Thursday, October 4, 2012

Using logback and slf4j in grails application

Recently I configured grails application with logback.
Logback is better than log4j as mentioned here: http://logback.qos.ch/reasonsToSwitch.html

The changes to a grails application are these

We need to exclude log4j in buildconfig.
We can also specify where the logback configuration file is located


In BuildConfig.groovy

   

   // inherit Grails' default dependencies

    inherits("global") {

        ...
        // excludes 'ehcache'
excludes 'grails-plugin-log4j'
    }

    dependencies {
  ....
compile 'ch.qos.logback:logback-classic:1.0.6'
    }

//last line in the file to specify config file location
this.classLoader.rootLoader.addURL(new File("${basedir}/grails-app/conf").toURI().toURL()) 

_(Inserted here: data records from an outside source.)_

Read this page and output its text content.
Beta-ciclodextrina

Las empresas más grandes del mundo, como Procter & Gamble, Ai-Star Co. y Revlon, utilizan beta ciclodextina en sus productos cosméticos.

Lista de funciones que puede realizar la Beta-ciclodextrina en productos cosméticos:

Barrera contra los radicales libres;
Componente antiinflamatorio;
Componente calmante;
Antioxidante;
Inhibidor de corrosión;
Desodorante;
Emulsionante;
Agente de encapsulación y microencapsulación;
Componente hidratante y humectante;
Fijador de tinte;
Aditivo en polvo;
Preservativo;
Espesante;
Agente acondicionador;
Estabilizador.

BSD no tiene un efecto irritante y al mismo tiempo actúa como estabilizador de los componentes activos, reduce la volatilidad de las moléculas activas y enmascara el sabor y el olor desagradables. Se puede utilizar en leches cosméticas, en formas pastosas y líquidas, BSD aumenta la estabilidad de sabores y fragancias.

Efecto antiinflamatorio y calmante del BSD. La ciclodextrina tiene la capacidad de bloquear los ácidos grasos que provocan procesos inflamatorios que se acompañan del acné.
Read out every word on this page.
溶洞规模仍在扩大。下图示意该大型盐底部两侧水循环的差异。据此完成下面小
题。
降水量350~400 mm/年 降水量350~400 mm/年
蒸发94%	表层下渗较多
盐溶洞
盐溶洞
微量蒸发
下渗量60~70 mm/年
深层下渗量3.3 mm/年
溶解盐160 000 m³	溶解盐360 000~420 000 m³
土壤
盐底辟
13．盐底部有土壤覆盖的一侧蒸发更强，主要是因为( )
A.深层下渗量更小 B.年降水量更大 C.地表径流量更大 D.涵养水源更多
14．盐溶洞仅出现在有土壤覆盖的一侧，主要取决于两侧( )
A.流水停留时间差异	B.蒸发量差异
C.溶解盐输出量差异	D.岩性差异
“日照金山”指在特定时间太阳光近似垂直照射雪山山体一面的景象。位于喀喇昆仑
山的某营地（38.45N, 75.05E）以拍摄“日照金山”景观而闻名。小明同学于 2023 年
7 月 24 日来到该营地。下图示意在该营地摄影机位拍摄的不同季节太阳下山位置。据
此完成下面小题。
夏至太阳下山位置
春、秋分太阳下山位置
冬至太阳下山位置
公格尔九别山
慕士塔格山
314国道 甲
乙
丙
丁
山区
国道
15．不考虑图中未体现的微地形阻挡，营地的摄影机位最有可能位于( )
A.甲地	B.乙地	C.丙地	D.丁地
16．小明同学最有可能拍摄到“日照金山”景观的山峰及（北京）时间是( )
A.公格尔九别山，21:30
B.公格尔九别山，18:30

Once the changes above are made, we can use annotation to log information.

Using logging in your controller or service is as simple as using an annotation and the right log method.
You need to use the annotation @Slf4j.


Here is an example:

import groovy.util.logging.Slf4j

@Slf4j
class XXXController {

def yyyy() {
log.debug "yyyy called."
...
render view:"myview";
}
We were able to use the @Slf4j in services controller and even spock integration tests.

Hope this helps you in configuring  Slf4j and logback in your grails application.